Richard Griffiths has been at it again! Last year he stopped a performance of The History Boys at the National to berate a member of the audience whose mobile phone kept going off: “I am asking you to stand up, leave this auditorium, and never, ever come back” he told the offender.
Now the actor, currently appearing in Heroes at Wyndham’s, stopped the show again last Saturday when a phone went off repeatedly in the penultimate scene: “Could the person whose mobile phone it is please leave?” And when she got up to do so, he stepped forward and asked her, “Is that it, or will it be ringing some more? The 750 people here would be fully justified in suing you for ruining their afternoon.”
Griffiths was pushed to breaking point, he said afterwards: “It was one of the last scenes of the play and I had already had to restart the speech twice because her phone had gone off. I didn’t say anything until the third time, when I just thought it was too much.”
Mobile phones going off certainly bring breach the fourth wall of the theatre; but Griffiths’ reaction, understandable as it is, no doubt breached it even further. At the RSC, I once saw John Wood stop mid-speech as King Lear, and admonish the audience: “Will you please stop coughing?” And then, after briefly apologizing, he continued.

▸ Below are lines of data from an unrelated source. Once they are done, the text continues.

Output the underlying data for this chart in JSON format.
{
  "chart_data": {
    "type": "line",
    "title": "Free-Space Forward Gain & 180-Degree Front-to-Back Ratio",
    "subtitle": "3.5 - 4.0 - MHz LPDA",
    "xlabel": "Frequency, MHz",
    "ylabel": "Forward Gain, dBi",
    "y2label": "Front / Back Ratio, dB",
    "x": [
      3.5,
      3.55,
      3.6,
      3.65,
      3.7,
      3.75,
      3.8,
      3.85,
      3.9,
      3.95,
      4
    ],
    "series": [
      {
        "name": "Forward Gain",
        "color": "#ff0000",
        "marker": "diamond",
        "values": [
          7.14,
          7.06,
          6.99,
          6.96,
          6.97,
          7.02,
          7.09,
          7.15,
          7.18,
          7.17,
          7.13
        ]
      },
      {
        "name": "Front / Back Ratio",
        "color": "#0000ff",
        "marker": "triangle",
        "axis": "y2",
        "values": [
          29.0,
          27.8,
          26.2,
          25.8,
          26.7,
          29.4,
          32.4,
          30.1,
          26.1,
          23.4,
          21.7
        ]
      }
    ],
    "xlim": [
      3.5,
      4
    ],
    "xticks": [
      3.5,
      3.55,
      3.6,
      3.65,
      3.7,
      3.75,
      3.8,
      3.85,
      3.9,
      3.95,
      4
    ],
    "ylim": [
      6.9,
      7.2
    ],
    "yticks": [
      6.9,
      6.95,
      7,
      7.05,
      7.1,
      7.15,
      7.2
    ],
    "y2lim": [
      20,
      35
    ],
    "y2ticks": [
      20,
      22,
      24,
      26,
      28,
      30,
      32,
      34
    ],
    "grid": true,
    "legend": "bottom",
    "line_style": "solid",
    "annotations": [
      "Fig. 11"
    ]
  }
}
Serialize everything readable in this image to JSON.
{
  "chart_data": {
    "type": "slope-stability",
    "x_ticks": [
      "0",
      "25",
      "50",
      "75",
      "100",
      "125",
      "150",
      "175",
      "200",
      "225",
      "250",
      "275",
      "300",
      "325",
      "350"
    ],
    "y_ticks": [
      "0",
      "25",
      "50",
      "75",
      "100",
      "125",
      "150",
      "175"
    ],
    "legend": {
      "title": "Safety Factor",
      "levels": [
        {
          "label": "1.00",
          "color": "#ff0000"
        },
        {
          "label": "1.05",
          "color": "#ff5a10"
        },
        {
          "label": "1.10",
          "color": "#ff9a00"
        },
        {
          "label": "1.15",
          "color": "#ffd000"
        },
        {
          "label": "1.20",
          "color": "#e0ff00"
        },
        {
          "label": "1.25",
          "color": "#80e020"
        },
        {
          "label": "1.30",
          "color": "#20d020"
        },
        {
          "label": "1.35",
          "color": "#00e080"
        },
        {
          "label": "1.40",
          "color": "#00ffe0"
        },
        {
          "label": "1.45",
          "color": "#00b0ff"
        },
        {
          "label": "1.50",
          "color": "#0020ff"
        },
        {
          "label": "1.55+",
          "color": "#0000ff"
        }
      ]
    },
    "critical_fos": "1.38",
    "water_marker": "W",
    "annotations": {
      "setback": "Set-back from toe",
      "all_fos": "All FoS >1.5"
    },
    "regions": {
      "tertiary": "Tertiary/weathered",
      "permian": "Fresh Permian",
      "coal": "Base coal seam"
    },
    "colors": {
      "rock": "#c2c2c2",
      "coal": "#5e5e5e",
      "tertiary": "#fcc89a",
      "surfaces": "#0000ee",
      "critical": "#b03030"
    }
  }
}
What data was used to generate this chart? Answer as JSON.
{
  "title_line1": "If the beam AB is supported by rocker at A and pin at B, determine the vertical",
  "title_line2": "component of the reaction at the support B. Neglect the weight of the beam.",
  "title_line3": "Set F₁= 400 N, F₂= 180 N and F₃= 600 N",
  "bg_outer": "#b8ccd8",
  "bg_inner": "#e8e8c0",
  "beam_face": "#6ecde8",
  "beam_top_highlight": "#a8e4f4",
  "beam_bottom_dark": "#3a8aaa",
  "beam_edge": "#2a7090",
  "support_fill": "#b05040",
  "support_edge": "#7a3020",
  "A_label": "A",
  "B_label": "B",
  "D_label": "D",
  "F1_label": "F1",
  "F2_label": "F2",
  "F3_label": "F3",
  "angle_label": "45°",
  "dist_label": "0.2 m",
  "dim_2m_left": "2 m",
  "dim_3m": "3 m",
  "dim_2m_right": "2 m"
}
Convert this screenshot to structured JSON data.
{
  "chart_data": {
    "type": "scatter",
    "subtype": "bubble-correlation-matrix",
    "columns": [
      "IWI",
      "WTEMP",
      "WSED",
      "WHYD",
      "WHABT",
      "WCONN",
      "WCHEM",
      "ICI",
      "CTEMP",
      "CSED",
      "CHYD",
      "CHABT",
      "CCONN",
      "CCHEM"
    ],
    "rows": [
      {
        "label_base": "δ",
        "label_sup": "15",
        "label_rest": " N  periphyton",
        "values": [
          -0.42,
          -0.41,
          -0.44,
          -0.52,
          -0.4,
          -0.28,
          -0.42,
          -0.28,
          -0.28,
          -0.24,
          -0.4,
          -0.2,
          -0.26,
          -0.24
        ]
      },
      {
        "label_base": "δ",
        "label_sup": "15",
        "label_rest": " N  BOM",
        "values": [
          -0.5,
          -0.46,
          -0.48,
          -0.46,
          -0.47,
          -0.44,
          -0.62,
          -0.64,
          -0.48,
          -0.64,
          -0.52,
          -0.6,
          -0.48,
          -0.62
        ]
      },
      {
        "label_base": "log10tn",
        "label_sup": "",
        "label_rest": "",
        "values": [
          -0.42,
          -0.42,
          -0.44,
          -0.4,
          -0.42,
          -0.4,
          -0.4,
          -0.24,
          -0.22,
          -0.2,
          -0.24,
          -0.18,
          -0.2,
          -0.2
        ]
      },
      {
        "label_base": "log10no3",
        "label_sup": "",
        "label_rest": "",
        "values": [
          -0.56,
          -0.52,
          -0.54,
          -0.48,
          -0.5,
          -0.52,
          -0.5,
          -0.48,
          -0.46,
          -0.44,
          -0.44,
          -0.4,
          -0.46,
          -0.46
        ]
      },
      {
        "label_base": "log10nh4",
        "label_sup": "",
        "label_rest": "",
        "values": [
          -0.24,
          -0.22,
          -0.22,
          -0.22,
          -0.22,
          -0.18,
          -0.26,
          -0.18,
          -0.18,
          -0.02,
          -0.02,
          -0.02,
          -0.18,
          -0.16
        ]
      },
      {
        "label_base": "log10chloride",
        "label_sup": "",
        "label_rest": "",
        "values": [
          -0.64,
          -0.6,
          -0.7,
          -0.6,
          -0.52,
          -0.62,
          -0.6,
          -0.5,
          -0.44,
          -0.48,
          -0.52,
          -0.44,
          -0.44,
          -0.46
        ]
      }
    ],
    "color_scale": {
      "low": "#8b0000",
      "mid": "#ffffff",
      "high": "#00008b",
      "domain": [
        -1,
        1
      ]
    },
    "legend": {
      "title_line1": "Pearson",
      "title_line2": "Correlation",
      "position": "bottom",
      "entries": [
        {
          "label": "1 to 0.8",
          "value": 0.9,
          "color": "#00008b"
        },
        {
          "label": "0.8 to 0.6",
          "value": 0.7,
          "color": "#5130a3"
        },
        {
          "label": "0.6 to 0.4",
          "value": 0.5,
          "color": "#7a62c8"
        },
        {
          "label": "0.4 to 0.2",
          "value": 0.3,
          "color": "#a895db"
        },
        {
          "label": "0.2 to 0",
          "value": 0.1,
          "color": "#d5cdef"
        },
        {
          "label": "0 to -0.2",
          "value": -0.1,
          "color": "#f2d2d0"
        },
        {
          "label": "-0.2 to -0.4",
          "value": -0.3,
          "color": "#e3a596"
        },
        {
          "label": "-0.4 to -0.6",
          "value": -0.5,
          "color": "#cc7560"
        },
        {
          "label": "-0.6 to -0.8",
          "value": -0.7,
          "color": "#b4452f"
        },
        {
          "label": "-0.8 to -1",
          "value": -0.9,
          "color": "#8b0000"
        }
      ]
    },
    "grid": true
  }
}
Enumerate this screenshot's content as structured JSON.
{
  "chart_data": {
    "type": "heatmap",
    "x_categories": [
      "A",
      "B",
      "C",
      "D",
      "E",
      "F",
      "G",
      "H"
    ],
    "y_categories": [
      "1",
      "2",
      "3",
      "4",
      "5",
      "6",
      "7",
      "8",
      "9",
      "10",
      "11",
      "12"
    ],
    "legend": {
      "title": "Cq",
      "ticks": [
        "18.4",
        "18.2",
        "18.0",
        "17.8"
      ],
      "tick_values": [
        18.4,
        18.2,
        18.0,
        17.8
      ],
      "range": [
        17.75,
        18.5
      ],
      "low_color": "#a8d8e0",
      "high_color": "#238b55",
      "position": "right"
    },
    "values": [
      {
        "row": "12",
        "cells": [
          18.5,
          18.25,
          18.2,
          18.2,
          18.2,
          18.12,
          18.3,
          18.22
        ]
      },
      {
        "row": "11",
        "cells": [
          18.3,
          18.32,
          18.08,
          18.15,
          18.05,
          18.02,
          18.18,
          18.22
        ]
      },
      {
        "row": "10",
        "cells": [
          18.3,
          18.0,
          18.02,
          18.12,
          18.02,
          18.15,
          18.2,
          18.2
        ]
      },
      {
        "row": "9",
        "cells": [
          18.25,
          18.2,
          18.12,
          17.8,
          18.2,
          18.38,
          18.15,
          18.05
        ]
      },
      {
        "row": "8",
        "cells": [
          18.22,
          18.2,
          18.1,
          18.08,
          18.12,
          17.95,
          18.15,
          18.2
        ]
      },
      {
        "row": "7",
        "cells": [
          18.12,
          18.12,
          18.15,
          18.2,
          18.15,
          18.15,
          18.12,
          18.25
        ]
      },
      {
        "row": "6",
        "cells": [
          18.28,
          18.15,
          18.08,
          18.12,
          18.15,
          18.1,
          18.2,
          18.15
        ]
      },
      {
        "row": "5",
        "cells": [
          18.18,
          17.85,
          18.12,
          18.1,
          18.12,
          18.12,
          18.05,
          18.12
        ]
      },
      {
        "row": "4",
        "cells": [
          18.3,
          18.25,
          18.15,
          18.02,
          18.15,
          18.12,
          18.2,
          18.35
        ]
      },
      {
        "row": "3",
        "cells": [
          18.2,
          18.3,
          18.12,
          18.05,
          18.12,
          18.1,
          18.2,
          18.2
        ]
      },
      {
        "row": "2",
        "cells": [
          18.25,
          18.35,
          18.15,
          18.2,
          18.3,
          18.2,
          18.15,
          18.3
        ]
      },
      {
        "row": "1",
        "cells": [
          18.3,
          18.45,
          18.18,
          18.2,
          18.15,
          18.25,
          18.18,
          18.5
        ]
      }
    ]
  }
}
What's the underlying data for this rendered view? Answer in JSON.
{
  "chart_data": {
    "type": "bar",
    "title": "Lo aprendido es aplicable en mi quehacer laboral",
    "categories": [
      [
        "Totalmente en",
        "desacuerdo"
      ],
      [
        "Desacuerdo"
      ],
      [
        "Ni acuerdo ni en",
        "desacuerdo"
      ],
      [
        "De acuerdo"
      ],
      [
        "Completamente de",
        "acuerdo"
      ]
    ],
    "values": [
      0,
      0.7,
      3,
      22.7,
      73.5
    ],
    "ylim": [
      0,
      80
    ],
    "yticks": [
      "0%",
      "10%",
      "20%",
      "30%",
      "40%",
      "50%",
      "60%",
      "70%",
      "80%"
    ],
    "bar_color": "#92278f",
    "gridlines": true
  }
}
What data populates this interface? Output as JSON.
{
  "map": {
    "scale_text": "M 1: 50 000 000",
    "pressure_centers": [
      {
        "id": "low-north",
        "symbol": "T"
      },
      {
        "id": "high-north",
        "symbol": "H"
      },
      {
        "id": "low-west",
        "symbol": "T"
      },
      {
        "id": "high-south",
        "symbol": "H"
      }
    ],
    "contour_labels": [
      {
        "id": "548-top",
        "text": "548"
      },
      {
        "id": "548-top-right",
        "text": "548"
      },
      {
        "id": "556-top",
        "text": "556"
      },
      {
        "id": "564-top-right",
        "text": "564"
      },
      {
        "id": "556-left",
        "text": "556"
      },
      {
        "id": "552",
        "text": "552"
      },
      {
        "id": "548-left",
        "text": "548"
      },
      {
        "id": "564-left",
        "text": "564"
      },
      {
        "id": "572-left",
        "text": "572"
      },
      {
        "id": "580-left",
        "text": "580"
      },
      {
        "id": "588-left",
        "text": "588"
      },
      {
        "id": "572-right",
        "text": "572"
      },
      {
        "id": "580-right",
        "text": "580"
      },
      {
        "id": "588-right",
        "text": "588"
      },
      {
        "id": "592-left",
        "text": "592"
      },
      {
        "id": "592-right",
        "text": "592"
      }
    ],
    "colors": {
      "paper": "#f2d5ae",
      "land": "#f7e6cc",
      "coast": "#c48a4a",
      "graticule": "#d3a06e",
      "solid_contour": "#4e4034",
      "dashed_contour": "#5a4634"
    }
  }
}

In the tiny confines of the Donmar, however, I have seen professional audience members frequently falling foul of such strictures. At one recent press night, the offending mobile phone belonged to Evening Standard theatre critic Nicholas de Jongh; at another, Michael Colgan of Dublin’s Gate Theatre phone kept bleeping with the sound of arriving text messages – which he was then observed replying to – thus creating another bleep every time the reply arrived, too! Confronted afterwards by a disgruntled colleague of mine, he told him, “I’m sure Chekhov is robust enough to withstand the intrusion!”
But at least Griffiths will be legally protected when he takes The History Boys to New York next spring. There, it’s illegal to let a phone ring during a performance, and offenders can get fined. “Yes, absolutely fine them £50 and hit them in their pockets,” he says. “Failing that, we could issue people with machetes and tell them to hack other people’s mobile phones to bits when they go off — that should do it.”